The premise of the play is quickly set out in the first few scenes. Without the lights dimming, actress Pamela Vogel enters as Phyllis, a psychology professor at Shirley State, as she welcomes everyone to the school’s week of programming celebrating the body. Meanwhile at home, Phyllis’s partner Joyce talks with her son Jared, a twenty-something McDonald’s employee resistant to the idea that he might have Asperger’s syndrome, about the arrival of visiting artist Frank, a photographer whose nude female portraits are to be included in the school’s programming. The stranger-comes-to-town plot follows its normal course, as Frank’s masculine swagger disrupts the family’s already tense balance, attracting Joyce, repelling Phyllis, and leading Jared toward a dangerous end.

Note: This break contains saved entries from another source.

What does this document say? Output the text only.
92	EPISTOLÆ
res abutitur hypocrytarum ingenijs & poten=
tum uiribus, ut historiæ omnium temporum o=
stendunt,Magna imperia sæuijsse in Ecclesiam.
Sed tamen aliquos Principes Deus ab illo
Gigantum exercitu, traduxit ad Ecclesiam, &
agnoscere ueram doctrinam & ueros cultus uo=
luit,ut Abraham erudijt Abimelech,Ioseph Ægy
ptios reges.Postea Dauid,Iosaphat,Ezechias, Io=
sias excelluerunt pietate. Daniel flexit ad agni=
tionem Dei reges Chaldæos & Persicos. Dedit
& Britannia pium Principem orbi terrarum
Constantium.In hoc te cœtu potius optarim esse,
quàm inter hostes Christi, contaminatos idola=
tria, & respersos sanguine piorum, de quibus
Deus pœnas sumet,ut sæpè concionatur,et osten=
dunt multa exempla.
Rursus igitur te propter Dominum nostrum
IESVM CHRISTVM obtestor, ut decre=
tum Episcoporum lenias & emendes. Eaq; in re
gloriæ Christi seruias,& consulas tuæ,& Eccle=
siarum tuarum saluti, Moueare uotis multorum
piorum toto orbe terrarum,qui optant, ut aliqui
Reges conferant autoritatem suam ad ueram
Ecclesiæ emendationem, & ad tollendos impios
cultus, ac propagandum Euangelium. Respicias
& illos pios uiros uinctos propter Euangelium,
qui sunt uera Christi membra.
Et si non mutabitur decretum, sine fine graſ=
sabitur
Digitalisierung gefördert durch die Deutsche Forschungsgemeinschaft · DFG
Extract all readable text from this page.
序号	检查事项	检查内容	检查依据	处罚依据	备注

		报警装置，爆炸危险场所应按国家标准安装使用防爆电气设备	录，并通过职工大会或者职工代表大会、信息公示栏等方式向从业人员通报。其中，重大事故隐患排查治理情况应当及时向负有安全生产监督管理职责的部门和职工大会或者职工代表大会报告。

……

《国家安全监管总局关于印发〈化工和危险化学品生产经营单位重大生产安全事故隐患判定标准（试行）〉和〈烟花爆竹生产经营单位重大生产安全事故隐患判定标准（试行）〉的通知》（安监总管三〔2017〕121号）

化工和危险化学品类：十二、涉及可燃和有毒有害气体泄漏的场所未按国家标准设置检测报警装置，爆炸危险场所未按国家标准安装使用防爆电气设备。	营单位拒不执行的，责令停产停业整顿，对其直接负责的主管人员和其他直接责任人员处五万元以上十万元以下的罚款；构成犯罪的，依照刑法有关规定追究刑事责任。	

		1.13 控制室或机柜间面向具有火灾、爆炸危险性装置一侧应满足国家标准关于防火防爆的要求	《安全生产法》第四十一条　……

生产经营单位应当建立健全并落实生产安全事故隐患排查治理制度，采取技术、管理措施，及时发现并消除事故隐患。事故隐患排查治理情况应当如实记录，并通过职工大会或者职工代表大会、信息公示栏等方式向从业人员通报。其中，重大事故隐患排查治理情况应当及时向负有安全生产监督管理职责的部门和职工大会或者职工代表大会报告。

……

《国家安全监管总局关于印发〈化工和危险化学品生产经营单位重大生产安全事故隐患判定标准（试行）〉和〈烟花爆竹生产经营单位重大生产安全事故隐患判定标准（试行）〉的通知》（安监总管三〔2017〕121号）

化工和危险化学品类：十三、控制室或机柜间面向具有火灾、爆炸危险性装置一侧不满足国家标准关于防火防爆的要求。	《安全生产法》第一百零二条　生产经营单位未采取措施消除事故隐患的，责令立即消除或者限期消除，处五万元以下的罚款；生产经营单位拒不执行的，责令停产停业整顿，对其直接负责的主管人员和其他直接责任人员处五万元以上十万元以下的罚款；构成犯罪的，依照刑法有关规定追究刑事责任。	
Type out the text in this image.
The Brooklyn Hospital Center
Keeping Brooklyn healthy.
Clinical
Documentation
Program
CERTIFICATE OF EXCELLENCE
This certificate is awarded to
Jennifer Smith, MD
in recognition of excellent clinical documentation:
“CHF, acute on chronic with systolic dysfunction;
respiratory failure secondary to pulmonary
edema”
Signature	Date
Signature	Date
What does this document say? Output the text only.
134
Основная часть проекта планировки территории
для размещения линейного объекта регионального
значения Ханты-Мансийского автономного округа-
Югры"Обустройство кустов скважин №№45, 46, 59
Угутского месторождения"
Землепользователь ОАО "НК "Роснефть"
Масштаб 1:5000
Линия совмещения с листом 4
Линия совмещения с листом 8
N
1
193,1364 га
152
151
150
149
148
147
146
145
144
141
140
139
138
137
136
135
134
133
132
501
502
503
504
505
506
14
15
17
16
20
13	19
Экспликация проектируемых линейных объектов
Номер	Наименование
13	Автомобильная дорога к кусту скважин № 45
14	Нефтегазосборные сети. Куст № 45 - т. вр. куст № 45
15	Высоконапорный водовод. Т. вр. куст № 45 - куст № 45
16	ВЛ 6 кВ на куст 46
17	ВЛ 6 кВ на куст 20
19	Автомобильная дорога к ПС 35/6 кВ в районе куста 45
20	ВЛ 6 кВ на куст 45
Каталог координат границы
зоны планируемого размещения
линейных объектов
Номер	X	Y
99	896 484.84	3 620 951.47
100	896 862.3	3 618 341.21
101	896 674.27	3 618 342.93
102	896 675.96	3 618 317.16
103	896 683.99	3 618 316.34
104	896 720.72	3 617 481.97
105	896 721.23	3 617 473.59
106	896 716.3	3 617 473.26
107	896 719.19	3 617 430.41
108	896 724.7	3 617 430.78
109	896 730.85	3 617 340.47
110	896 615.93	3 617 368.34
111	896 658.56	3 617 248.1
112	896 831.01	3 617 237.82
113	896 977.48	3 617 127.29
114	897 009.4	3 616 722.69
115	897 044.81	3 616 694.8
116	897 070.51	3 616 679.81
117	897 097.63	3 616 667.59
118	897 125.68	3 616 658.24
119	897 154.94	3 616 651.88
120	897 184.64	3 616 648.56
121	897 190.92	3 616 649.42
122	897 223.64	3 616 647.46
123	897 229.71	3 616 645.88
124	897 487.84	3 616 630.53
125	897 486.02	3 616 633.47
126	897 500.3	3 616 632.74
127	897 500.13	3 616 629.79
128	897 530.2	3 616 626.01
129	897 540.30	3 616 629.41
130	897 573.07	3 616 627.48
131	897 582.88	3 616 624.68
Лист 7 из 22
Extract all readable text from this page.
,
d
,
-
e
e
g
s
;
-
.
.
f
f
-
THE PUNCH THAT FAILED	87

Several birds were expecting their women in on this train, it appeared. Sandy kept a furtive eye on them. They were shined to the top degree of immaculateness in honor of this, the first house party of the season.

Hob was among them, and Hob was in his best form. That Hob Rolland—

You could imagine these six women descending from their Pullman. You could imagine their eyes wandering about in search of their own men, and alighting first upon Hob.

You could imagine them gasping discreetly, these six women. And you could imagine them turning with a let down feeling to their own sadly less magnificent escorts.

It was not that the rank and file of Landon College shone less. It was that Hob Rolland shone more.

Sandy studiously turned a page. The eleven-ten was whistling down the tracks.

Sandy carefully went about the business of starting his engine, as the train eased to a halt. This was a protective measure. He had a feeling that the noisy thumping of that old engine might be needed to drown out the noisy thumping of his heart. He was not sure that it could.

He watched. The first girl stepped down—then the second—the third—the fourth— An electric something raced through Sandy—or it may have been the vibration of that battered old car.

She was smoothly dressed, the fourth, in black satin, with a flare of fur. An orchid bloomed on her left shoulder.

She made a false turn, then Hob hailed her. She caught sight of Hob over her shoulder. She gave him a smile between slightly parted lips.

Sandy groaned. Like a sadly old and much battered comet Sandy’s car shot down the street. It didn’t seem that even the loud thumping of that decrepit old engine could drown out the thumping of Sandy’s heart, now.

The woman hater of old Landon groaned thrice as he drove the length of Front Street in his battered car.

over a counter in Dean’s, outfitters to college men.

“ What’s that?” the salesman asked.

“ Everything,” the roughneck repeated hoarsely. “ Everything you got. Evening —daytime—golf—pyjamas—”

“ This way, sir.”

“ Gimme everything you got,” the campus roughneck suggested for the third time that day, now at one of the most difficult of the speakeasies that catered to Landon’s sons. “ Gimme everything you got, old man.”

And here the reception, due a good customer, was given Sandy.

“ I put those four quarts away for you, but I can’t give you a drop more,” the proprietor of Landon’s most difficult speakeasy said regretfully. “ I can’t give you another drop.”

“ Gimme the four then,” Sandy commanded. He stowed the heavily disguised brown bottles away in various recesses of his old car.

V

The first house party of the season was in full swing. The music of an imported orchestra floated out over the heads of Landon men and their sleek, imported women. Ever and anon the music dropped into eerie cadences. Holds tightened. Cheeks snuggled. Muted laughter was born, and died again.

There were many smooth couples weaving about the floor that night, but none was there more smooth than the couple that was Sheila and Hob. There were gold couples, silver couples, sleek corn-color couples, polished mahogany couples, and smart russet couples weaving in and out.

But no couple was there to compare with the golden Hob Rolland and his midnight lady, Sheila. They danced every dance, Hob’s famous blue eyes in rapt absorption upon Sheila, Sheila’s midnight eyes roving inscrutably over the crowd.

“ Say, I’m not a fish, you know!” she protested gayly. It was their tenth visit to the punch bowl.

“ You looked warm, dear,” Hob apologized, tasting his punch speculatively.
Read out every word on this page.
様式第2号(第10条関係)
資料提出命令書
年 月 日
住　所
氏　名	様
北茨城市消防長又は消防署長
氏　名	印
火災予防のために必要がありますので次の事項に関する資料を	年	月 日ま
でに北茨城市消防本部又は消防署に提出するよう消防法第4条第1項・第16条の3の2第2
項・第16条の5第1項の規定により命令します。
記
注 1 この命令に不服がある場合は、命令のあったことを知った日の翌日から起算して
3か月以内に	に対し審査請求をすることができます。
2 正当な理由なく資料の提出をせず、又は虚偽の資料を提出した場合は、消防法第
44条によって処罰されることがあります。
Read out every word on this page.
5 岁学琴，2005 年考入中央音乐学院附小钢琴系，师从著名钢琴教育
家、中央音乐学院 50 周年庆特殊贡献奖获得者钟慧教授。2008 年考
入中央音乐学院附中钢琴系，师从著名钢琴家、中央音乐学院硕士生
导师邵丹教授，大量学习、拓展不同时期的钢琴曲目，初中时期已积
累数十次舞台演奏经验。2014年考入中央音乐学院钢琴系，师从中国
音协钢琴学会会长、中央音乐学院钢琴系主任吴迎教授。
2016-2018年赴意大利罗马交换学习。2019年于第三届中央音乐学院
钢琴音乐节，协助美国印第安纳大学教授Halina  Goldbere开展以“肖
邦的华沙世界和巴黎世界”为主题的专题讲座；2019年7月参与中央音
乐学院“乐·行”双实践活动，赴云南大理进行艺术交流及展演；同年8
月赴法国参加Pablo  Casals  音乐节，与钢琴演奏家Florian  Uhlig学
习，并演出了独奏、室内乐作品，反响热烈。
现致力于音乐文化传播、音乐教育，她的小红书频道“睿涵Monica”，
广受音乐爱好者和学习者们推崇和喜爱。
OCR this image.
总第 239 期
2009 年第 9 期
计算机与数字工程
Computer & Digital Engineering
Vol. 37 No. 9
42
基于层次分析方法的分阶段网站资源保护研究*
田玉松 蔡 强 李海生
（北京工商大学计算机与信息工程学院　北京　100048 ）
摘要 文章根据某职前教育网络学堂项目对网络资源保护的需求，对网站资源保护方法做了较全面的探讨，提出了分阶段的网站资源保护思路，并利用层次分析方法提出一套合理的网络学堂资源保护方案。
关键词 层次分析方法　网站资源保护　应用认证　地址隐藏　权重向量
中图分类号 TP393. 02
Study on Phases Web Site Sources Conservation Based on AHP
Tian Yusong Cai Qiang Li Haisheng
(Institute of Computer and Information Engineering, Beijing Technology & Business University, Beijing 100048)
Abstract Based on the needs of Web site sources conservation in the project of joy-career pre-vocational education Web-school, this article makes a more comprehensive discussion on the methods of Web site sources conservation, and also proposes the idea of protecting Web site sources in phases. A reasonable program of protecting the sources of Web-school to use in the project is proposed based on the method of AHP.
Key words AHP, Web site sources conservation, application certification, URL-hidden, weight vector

Stark Naked’s production succeeds in bringing the humor to the situation and keeps a steady stream of laughs amid the discomfort. As Phyllis, Vogel shows a sweet vulnerability beneath her often brusque and condescending demeanor. Matt Lents gets the most laughs as Jared, mixing deft comedic timing with the role’s affectations of social inability. As Frank, Drake Simpson is both a soothing and aggressive presence, exuding comfort and charm alongside the character’s mostly boorish nature. Joyce, on the other hand, is the only of the four characters in the script who is free from having a more-or-less one-dimensional definition, and Kim Tobin wrangles out of this a great amount of empathy, making Joyce the most relatable character by the play’s finish. Nonetheless, the chemistry between the two female leads pales in comparison to the emotional range they exhibit when interacting with Lents and Simpson.
In the small details of the production, director Phillip Lehl adds a breath of realism to the script, which often seems driven primarily on formal devices. For each morning of the week, we are given a dimly-lit and quiet scene showing Phyllis putting on her clothes, revealing a level of emotion in these simple acts that her lines often don’t. The set design by Jody Bobrovsky, with a backdrop entirely painted over in chalkboard gray, is a clever mixture of three-dimensional forms and white-line representations of homely interior design. The lack of color in the set is mirrored in the drab palette of the costumes by Macy Perrone, which allows for a dramatic use of color at the end, but altogether becomes a bit too numbing on the eyes.
While the production provides many enjoyable moments, Baker’s script itself comes across as a pastiche of devices and tokenized characters that crowd out much hope for an honest, realistic understanding of the issues at hand.
-DAVID A. FEIL
David A. Feil is a writer and educator in Houston.